МАТЬ: Тебе никогда не надоест задавать вопросы?
НЕИЗВЕСТНЫЙ: Никогда! понимаешь, я тоскую по свету!
МАТЬ: Тогда ступай и ищи! мир тебе!"

Август Стриденберг
"По дороге в Дамаск"

   Я сидел на затрапезном лежаке, который почему-то назывался диваном и пялился в усталый глаз телевизора.
   Страшные жирные негритянки истекали соком  на пиджаки безобразных небритых негров. никогда по MTV ничего путного не увидишь. Я не против негроб, не дай Б-г! Я против MTV!
   Мне до боли хотелось с кем-нибудь поговорить. написать письмо. Всё в этой жизни чертовски перемешалось. Хрустальные бокалы поблескивали в зеркалах, всё ярче вспыхивая от неловкости - по ящику всё ещё сверкали волосатые чёрные ляжки.
   Чёрта с два я куда напишу!
   Часы медленно вертели маятником.
   Мышцы лица сводило желанием скукситься и зареветь.
   По детски.
   Тогда все обратят анимание и обязательно, смягчившись, дадут что только захочешь.
   Но чёрта с два я дам кому-нибудь шанс позлорадствовать, почёсывая засаленные яйца. Свои и соседа.
   Чёрта с два!
 

   Мой ангел смерти это - красота.

   Боюсь быть привязанным к везам, людям. связям... Всё приходится рано или поздно терять.
   И встанет дилемма.  Или искать снова и снова, и никогда не найти и не остановиться. И жизнь прожить в бесплодных поисках рая. Стать злым, нервным и перестать верить миру.
   Или же пытаться удержать неудержимое. Обманывать себя, что порой это удаётся и вновь искать и искать новые способы, сначала удержать, а потом удержаться. Стать нервным, злым, перестать верить миру...
 

   Я сижу на станции и смотрю...
   Поезда уносятся в одну сторону. время в другую, а я сижу на станции. ещё многое может произойти.
   Я не знаю сколько мне лет. Но я ещё не стар. Оборачиваюсь.  В отполированном стеклк вокзала отражаюсь. Если верить зеркалу, мне где-то четверть века.
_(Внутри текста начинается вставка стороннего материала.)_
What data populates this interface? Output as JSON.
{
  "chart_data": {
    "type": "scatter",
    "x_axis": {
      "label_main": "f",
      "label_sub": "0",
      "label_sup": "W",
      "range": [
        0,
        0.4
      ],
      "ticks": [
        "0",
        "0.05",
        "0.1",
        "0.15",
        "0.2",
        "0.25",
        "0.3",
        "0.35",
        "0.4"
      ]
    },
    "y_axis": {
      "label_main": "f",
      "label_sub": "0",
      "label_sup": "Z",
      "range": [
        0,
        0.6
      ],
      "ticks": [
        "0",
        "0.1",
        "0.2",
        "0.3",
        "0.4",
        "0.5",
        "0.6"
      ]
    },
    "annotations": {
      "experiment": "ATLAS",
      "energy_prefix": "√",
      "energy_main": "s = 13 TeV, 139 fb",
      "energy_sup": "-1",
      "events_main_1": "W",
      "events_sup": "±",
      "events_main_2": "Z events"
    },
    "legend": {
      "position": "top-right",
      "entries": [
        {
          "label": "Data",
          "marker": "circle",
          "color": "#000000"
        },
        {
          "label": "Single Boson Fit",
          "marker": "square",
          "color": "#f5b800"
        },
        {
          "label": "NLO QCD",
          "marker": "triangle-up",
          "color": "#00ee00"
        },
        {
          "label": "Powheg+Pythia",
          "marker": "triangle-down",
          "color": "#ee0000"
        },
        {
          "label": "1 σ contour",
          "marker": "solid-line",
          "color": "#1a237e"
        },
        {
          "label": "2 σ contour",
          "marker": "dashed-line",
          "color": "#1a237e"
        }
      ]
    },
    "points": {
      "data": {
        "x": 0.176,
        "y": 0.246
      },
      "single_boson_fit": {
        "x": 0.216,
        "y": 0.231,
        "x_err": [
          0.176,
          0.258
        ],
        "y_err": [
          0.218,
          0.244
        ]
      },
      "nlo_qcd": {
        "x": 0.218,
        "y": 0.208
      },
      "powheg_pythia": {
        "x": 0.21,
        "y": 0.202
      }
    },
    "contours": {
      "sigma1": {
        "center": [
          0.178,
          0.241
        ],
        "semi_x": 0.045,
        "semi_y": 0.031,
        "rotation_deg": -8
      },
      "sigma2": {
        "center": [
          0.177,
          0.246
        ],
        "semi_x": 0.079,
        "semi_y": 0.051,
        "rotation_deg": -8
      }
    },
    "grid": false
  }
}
Отворачиваюсь. пытаюсь поймать ощущение возраста. Мне кажется сто я его ровесник - века. Наверное и это ещё не старость. всё ещё может произойти.
   ... Поезда уносятся в одну сторону, время в другую...
   Я не знаю зачем я здесь и кто я. Но очевидно я мужчина. Хотя и этому, пожалуй, не стоит доверять. Всё ещё может произойти.
   Может встречу кого-то, кто меня  знает, всё встанет на свои места. Почему-то чувствую, что мне жиого не хочется.
  Старушка присаживается рядом, поправляет чулок.
 - Бабушка, вам шум в моей голове не мешает?
   Вскакивает. Убегает, шатаясь смешно.
   Всё ещё может произойти. Может кто-то встретится со мной взглядом. Подойдёт, возьмёт за руку:
 - Нам с тобой, друг, попути...
   Или наступит конец  света. И всё умрёт. И я умру. Жалко, что я в любом случае умру. Вообще жалко, что люди умирают. Каким милосердием нужно обладать, чтобы выдумать смерть?
   Всё ещё может случиться..
   А может уже всё случилось? Когда-то? И остальное лишь цепочка последствий? Жизнь оттолкнулась от факта и понесла. Несёт. Туда ли, куда убегает время. Туда, ли, куда уносятся поезда. И уеду я со станции "Рай". Уйду в ещё существующее. И буду там.
   Всё ещё может случиться.
 

   - Как! И после стольких лет одиночества у тебя есть, что сказать в защиту людей?
 - Защита нужна индивидуумам, люди же в ней не нуждаются. Толпа безлика и права. Всегда.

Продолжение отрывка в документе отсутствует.